New proposed laws that should make CEOs and boards of state-owned companies nervous
The Organisation Undoing Tax Abuse (OUTA) has taken the government to court in a case that could change how executives and board members of state-owned entities (SOEs) are held accountable.
OUTA wants the Public Finance Management Act (PFMA) changed so that civil society can take legal action against SOE board members and executives who mismanage public money, even if their entities are not registered as companies.
At the moment, South African law only allows delinquent-director cases to be brought against directors of registered companies, including state-owned companies (SOCs) like Eskom, Transnet, and South African Airways.
However, many SOEs are not registered as companies, meaning their board members are protected from these types of legal actions.
“This legal gap means that the accounting authorities of SOEs that are not registered companies are automatically protected from delinquency actions,” said Advocate Stefanie Fick, Executive Director of OUTA’s Accountability Division.
“That is unfair, because it holds them to a lower standard of accountability than directors of SOCs.”
OUTA’s case, filed in the Pretoria High Court on 20 August 2025, argues that sections 83(4) and 84 of the PFMA are unconstitutional because they provide weaker consequences for financial misconduct.
Under the PFMA, financial misconduct can result in dismissal, suspension, or other unspecified sanctions. In contrast, the Companies Act forces a court to declare a director delinquent if they are found to have failed in their duties.
“Under section 162 of the Companies Act, a court must declare a company director delinquent if the director has failed to discharge their duties,” said Fick. “The PFMA, on the other hand, only offers vague disciplinary options. This difference undermines accountability.”
The case names the Minister of Finance, the Minister of Trade, Industry and Competition, the Department of Trade, Industry and Competition, and the Companies and Intellectual Property Commission (CIPC) as respondents.
OUTA is represented by Advocate Niël du Preez SC and Advocate Sonika Mentz, with attorney Andri Jennings of Jennings Inc.
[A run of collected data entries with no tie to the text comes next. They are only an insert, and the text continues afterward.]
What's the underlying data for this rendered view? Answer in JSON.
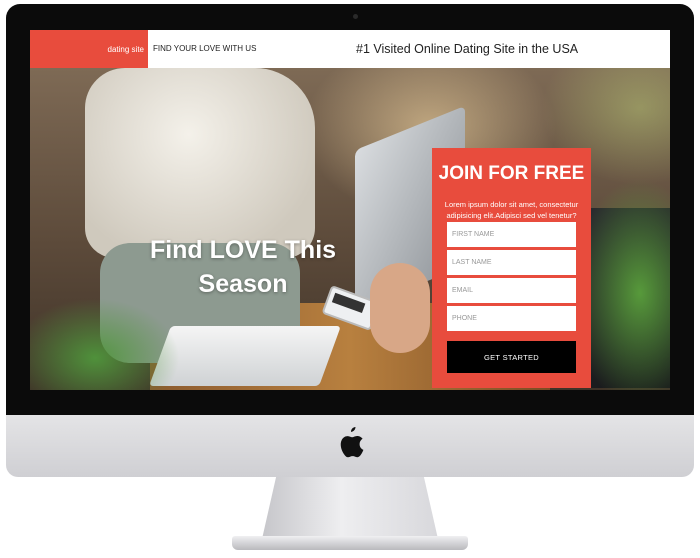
{
  "header": {
    "brand": "dating site",
    "tagline": "FIND YOUR LOVE WITH US",
    "headline": "#1 Visited Online Dating Site in the USA"
  },
  "hero": {
    "heading": "Find LOVE This Season"
  },
  "signup": {
    "title": "JOIN FOR FREE",
    "description": "Lorem ipsum dolor sit amet, consectetur adipisicing elit.Adipisci sed vel tenetur?",
    "fields": {
      "first_name": "FIRST NAME",
      "last_name": "LAST NAME",
      "email": "EMAIL",
      "phone": "PHONE"
    },
    "submit_label": "GET STARTED"
  },
  "colors": {
    "accent": "#e84c3d",
    "button": "#000000",
    "text_on_accent": "#ffffff"
  },
  "icons": {
    "device_logo": "apple-logo-icon"
  }
}
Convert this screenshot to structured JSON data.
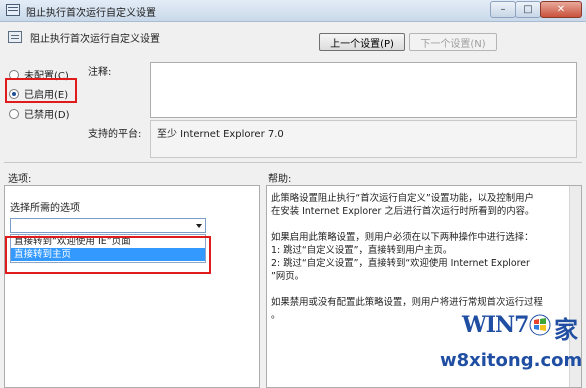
{
  "window": {
    "title": "阻止执行首次运行自定义设置",
    "min_glyph": "–",
    "max_glyph": "□",
    "close_glyph": "✕"
  },
  "header": {
    "title": "阻止执行首次运行自定义设置",
    "prev_button": "上一个设置(P)",
    "next_button": "下一个设置(N)"
  },
  "state": {
    "options": [
      {
        "label": "未配置(C)",
        "checked": false
      },
      {
        "label": "已启用(E)",
        "checked": true
      },
      {
        "label": "已禁用(D)",
        "checked": false
      }
    ]
  },
  "comment": {
    "label": "注释:"
  },
  "platform": {
    "label": "支持的平台:",
    "value": "至少 Internet Explorer 7.0"
  },
  "options_section": {
    "label": "选项:",
    "field_label": "选择所需的选项",
    "combo_value": "",
    "dropdown_items": [
      {
        "text": "直接转到“欢迎使用 IE”页面",
        "selected": false
      },
      {
        "text": "直接转到主页",
        "selected": true
      }
    ]
  },
  "help_section": {
    "label": "帮助:",
    "paragraphs": [
      [
        "此策略设置阻止执行“首次运行自定义”设置功能，以及控制用户",
        "在安装 Internet Explorer 之后进行首次运行时所看到的内容。"
      ],
      [
        "如果启用此策略设置，则用户必须在以下两种操作中进行选择：",
        "1: 跳过“自定义设置”，直接转到用户主页。",
        "2: 跳过“自定义设置”，直接转到“欢迎使用 Internet Explorer",
        "”网页。"
      ],
      [
        "如果禁用或没有配置此策略设置，则用户将进行常规首次运行过程",
        "。"
      ]
    ]
  },
  "watermark": {
    "brand": "WIN7",
    "brand_suffix": "家",
    "url": "w8xitong.com"
  },
  "colors": {
    "highlight_box": "#e01b1b",
    "selection": "#3399ff",
    "watermark": "#1f4ea3"
  }
}
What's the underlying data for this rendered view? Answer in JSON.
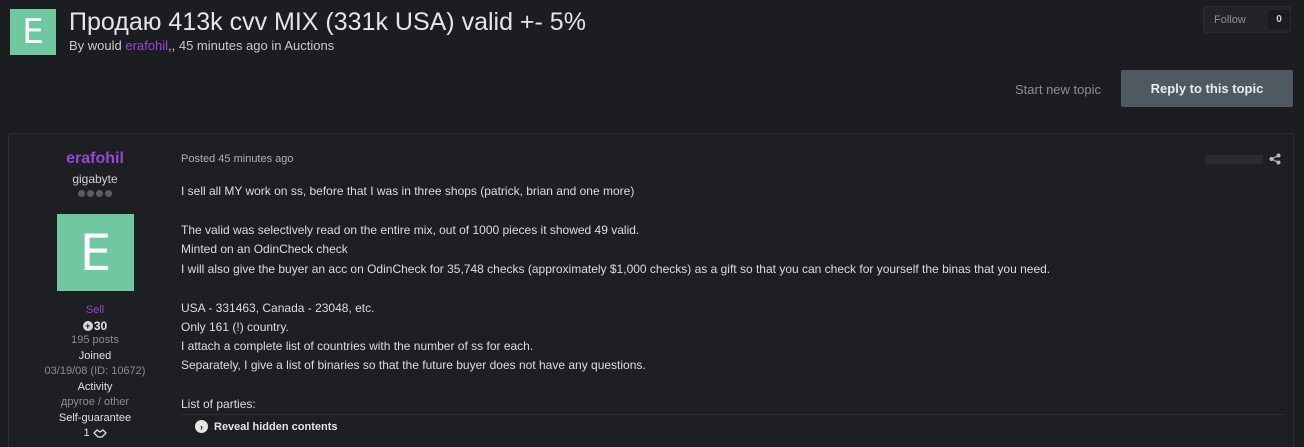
{
  "topic": {
    "avatar_letter": "E",
    "title": "Продаю 413k cvv MIX (331k USA) valid +- 5%",
    "meta_prefix": "By would ",
    "meta_author": "erafohil",
    "meta_suffix": ",, 45 minutes ago in Auctions"
  },
  "follow": {
    "label": "Follow",
    "count": "0"
  },
  "actions": {
    "start_new_topic": "Start new topic",
    "reply": "Reply to this topic"
  },
  "author": {
    "name": "erafohil",
    "title": "gigabyte",
    "avatar_letter": "E",
    "group": "Sell",
    "reputation": "30",
    "posts": "195 posts",
    "joined_label": "Joined",
    "joined_value": "03/19/08 (ID: 10672)",
    "activity_label": "Activity",
    "activity_value": "другое / other",
    "guarantee_label": "Self-guarantee",
    "guarantee_value": "1"
  },
  "post": {
    "posted": "Posted 45 minutes ago",
    "lines": [
      "I sell all MY work on ss, before that I was in three shops (patrick, brian and one more)",
      "The valid was selectively read on the entire mix, out of 1000 pieces it showed 49 valid.",
      "Minted on an OdinCheck check",
      "I will also give the buyer an acc on OdinCheck for 35,748 checks (approximately $1,000 checks) as a gift so that you can check for yourself the binas that you need.",
      "USA - 331463, Canada - 23048, etc.",
      "Only 161 (!) country.",
      "I attach a complete list of countries with the number of ss for each.",
      "Separately, I give a list of binaries so that the future buyer does not have any questions.",
      "List of parties:"
    ],
    "reveal": "Reveal hidden contents"
  },
  "colors": {
    "accent": "#9747d6",
    "avatar": "#6fc8a0",
    "reply_button": "#4f5962",
    "background": "#1c1d21"
  },
  "icons": [
    "share-icon",
    "reputation-icon",
    "handshake-icon",
    "chevron-right-icon"
  ]
}
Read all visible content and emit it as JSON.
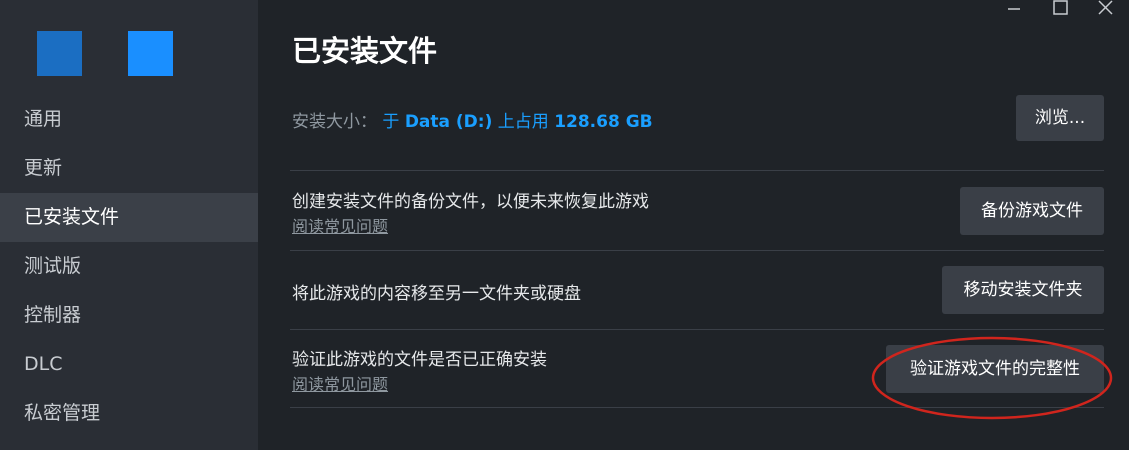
{
  "app": {
    "logo_colors": [
      "#1b6ec2",
      "#1a8fff"
    ]
  },
  "sidebar": {
    "items": [
      {
        "label": "通用",
        "active": false
      },
      {
        "label": "更新",
        "active": false
      },
      {
        "label": "已安装文件",
        "active": true
      },
      {
        "label": "测试版",
        "active": false
      },
      {
        "label": "控制器",
        "active": false
      },
      {
        "label": "DLC",
        "active": false
      },
      {
        "label": "私密管理",
        "active": false
      }
    ]
  },
  "main": {
    "title": "已安装文件",
    "install_size": {
      "label": "安装大小：",
      "location_prefix": "于 ",
      "drive": "Data (D:)",
      "location_mid": " 上占用 ",
      "size": "128.68 GB"
    },
    "browse_button": "浏览...",
    "rows": [
      {
        "text": "创建安装文件的备份文件，以便未来恢复此游戏",
        "link": "阅读常见问题",
        "button": "备份游戏文件"
      },
      {
        "text": "将此游戏的内容移至另一文件夹或硬盘",
        "button": "移动安装文件夹"
      },
      {
        "text": "验证此游戏的文件是否已正确安装",
        "link": "阅读常见问题",
        "button": "验证游戏文件的完整性"
      }
    ]
  },
  "window_controls": {
    "icons": [
      "minimize-icon",
      "maximize-icon",
      "close-icon"
    ]
  },
  "colors": {
    "accent": "#1a9fff",
    "highlight": "#d0251d"
  }
}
OUTA is asking the court to declare these PFMA sections unconstitutional and to give Parliament two years to fix the law.
Incompetent officials recycled through government departments and entities
In the meantime, the organisation wants the court to order that section 162 of the Companies Act, which allows delinquency actions, apply to all accounting authorities of public entities, not just registered companies.
If Parliament fails to fix the law within two years, OUTA wants this interim arrangement to remain in place.
Fick said the distinction between SOCs and other SOEs is unjustifiable and violates constitutional rights to equality, access to courts, and the values of transparency and accountability.
“Public entities are required to operate under these values, but the current legal framework allows some of them to escape proper scrutiny,” she said.
According to OUTA, this gap in the law has real consequences. Individuals involved in misconduct at SOEs that are not registered as companies can simply move into new senior positions in other government entities without facing any accountability.
“Compromised officials are repeatedly recycled through government departments and entities,” said Fick. “By fixing this gap in the law, we can give civil society another tool to hold such individuals to account and protect the public purse.”
OUTA has already shown how effective delinquent-director actions can be. In 2020, the organisation successfully had former South African Airways chairperson Dudu Myeni declared a delinquent director for life.
This ruling was confirmed by the Supreme Court of Appeal in 2021 and was possible because SAA is a registered company governed by the Companies Act.
“Had Myeni been an accounting authority of an SOE not registered as a company, this remedy would not have been available to OUTA,” said Fick.
“Most likely, she would not have been held accountable for her gross abuse of office and the enormous damage she caused.”
OUTA recently filed a similar case against former Johannesburg Property Company CEO Helen Botes for her role in the Usindiso building fire tragedy and Covid-19 procurement scandals. This case is possible because the JPC is also a registered company.
However, OUTA has been unable to take similar action against individuals implicated in wrongdoing at the Services Sector Education and Training Authority (Services SETA) and the National Student Financial Aid Scheme (NSFAS), as neither is a registered company.
“If Services SETA and NSFAS were SOCs, the public and OUTA would have recourse under the Companies Act. But under the PFMA, the public has none,” said Fick.
If successful, the outcome of OUTA’s court challenge could close a major loophole in the law and make it possible to hold executives and board members of all SOEs personally accountable for misconduct.
“This is about fairness and accountability. If the government fails to hold corrupt officials to account, civil society must have the tools to do so. Public money must be protected, and those who abuse it must face real consequences,” said Fick.